Frugò in tasca e ne trasse un pezzo di carta e un mozzicone di matita, sgraffignata a un falegname; poi scrisse:
«Repubblica francese.»
«Ricevuto il tuo carretto.»
E firmò: «gavroche».
Ciò fatto, mise il foglio in una tasca del panciotto di velluto del facchino sempre russante, afferrò con ambo le mani le stanghe e partì nella direzione dei mercati, spingendosi avanti il carretto al gran galoppo, con glorioso fracasso trionfale.
Era pericoloso. Alla Stamperia reale un posto di guardia, al quale Gavroche non aveva pensato, era occupato dalle guardie nazionali del circondario. Una certa irrequietudine incominciava ad agitare il distaccamento e le teste si sollevavano sulle brande: due lampioni fracassati uno dopo l'altro e quella canzone cantata a squarciagola eran già molto per vie così pigre, che han voglia di dormire al tramonto del sole e spengono così presto la candela. Da un'ora il birichino faceva in quel pacifico mandamento il fracasso d'un moscerino in una bottiglia. Il sergente del circondario stava in ascolto e aspettava; era uomo prudente.

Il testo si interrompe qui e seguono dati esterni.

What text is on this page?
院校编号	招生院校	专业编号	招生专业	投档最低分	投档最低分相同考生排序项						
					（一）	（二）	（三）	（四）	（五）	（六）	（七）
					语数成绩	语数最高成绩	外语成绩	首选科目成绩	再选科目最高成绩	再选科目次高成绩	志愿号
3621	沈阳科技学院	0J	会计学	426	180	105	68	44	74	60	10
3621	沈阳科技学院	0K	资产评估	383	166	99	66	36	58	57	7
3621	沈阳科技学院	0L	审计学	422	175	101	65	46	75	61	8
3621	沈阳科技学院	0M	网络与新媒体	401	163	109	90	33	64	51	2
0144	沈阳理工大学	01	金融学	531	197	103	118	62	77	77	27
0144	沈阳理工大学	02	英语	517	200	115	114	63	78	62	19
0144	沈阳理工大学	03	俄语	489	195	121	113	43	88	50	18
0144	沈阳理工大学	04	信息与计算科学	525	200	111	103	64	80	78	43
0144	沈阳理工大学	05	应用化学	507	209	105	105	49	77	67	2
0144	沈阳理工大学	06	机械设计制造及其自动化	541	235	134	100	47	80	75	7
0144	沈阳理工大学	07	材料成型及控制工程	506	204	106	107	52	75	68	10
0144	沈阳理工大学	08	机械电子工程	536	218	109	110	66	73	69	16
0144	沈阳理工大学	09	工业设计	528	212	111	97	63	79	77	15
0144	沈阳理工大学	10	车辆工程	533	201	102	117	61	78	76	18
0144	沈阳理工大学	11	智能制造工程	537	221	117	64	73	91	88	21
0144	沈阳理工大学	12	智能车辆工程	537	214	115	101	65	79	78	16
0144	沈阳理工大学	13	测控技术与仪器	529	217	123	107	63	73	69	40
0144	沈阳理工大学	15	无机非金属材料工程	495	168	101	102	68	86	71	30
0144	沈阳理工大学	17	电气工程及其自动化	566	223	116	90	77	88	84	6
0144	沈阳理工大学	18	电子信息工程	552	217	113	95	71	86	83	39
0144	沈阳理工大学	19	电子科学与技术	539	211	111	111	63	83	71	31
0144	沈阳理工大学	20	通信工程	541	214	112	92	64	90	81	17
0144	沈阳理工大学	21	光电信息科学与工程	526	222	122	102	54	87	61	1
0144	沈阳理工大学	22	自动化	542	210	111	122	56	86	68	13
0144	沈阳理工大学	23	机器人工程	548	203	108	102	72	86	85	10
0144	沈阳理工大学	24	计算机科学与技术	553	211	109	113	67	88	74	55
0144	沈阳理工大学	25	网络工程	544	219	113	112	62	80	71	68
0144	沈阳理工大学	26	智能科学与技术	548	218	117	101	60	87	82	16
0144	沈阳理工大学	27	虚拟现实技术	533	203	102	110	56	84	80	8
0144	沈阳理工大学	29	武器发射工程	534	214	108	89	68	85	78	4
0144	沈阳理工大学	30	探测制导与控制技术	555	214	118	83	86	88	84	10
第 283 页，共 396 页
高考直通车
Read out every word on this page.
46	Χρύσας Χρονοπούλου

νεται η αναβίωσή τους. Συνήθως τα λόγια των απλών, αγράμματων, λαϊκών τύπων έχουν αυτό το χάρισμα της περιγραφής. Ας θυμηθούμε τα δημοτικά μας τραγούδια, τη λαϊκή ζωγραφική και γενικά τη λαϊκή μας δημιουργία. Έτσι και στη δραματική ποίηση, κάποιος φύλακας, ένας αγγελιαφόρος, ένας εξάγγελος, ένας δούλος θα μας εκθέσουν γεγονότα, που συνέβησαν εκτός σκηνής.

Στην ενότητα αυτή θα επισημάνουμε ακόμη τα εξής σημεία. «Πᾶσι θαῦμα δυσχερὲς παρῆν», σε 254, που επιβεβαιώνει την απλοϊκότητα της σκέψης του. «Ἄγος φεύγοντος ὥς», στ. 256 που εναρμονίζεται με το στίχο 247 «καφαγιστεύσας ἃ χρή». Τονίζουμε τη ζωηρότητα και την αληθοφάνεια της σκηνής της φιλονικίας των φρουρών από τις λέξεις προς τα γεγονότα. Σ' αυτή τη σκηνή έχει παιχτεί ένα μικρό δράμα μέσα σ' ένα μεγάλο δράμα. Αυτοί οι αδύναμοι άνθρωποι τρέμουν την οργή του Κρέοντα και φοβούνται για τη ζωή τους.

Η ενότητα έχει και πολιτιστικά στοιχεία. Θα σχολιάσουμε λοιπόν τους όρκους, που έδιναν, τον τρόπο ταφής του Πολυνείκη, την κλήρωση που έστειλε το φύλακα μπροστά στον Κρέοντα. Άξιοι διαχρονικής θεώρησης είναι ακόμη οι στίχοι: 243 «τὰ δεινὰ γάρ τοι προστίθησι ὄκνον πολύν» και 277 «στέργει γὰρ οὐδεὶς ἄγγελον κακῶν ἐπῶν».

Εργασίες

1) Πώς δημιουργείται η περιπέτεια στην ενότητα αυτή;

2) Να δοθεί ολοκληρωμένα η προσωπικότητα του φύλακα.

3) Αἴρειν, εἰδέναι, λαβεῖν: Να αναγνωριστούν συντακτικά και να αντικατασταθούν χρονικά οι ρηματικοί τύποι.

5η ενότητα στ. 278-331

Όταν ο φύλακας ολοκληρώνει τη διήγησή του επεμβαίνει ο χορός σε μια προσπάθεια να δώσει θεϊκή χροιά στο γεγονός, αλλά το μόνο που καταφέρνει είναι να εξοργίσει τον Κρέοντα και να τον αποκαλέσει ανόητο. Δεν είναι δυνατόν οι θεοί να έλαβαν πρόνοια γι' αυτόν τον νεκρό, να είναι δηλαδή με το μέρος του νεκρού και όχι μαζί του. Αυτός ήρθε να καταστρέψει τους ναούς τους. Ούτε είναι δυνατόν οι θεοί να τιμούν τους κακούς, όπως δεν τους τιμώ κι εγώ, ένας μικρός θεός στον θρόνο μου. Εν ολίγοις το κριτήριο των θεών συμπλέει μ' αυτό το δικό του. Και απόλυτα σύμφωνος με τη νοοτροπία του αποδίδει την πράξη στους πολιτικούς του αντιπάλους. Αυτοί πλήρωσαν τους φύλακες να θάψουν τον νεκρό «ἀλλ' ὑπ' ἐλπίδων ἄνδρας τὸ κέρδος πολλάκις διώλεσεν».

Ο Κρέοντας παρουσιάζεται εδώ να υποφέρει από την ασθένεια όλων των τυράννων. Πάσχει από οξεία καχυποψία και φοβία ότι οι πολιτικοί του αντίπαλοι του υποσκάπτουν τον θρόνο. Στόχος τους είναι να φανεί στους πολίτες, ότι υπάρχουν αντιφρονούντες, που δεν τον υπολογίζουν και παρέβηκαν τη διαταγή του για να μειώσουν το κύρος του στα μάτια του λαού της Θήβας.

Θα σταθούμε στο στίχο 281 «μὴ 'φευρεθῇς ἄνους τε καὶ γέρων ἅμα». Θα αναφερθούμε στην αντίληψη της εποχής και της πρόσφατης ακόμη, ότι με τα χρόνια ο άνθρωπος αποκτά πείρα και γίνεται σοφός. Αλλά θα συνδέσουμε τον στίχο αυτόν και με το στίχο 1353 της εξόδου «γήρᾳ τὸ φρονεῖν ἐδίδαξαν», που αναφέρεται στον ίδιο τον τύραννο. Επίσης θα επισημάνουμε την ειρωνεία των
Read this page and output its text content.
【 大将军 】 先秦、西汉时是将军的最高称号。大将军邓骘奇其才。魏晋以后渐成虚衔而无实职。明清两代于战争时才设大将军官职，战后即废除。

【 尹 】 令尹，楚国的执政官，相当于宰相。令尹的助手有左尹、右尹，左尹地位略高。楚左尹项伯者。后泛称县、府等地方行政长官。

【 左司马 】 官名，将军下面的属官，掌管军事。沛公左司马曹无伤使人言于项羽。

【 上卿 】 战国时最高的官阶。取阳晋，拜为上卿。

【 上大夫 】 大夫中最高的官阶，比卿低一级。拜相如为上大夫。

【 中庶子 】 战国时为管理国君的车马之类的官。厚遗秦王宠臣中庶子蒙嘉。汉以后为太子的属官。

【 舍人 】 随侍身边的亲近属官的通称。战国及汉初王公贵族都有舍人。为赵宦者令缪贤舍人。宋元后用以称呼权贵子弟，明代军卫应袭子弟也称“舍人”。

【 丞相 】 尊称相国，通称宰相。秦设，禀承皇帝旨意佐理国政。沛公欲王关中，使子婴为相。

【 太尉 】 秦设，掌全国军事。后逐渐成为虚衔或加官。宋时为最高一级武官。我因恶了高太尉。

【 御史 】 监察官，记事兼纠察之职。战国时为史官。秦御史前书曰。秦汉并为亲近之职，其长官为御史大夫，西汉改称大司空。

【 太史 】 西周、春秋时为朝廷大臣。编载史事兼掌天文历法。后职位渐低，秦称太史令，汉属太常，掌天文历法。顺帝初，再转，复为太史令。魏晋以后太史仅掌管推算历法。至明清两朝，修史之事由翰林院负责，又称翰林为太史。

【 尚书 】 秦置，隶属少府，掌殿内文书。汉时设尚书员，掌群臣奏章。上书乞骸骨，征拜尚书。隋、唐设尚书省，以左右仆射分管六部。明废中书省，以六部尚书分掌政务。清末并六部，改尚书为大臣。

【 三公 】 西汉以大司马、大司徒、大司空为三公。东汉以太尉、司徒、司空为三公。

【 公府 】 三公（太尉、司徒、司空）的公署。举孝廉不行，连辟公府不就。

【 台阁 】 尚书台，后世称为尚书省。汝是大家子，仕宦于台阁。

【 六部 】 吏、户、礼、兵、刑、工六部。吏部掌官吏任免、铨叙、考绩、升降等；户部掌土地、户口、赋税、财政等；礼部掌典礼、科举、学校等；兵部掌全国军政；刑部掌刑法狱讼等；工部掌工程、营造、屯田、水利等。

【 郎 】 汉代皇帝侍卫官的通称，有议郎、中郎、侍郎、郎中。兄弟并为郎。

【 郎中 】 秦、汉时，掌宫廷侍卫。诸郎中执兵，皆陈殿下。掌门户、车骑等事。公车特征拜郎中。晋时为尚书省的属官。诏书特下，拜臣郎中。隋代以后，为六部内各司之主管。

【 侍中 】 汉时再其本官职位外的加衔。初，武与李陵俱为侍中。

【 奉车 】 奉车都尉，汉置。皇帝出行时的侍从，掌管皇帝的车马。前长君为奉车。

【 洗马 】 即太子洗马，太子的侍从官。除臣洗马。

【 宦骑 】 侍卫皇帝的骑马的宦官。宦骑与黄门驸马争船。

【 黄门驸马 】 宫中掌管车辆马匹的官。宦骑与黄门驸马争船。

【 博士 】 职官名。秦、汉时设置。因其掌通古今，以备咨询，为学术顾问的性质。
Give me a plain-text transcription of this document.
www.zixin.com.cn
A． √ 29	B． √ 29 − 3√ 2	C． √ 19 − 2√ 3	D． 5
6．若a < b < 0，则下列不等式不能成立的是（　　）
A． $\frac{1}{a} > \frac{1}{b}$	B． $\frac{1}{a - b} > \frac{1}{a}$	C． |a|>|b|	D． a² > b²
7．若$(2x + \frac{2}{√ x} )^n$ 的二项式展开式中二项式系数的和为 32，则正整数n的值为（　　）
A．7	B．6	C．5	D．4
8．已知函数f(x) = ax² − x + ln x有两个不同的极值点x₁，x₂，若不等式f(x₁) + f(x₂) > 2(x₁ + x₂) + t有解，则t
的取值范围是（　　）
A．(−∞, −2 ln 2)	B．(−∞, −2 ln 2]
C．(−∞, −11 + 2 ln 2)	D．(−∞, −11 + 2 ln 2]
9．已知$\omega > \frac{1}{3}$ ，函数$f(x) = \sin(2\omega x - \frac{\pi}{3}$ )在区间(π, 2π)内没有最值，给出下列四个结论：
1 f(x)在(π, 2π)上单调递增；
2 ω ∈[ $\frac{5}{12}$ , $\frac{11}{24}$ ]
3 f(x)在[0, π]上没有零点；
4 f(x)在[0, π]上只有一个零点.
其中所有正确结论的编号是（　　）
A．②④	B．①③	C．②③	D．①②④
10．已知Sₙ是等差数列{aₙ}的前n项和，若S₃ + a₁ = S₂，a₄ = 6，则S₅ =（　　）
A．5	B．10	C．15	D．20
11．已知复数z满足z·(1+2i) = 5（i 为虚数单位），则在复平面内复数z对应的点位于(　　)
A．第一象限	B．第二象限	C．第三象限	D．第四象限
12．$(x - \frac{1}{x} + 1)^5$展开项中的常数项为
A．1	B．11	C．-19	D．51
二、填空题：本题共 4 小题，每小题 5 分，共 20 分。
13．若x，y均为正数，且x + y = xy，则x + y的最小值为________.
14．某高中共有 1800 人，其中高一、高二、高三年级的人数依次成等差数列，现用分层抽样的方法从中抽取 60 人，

Il forsennato fragore del carretto che correva colmò la misura d'ogni possibile aspettativa e determinò il sergente a tentare una ricognizione.
«È certo una banda intera!» disse. «Andiamo adagio adagio.»
Era chiaro che l'Idra dell'Anarchia era uscita dalla sua scatola e stava dimenandosi nel quartiere. E il sergente s'arrischiò ad uscire dal posto a passi guardinghi.
Ad un tratto Gavroche, che stava spingendo il carretto, nel momento in cui stava per sbucare dalla via delle Vieilles Haudriettes, si trovò a faccia a faccia con un'uniforme, un cheppì, un pennacchio e un fucile; e, per la seconda volta, si fermò di botto.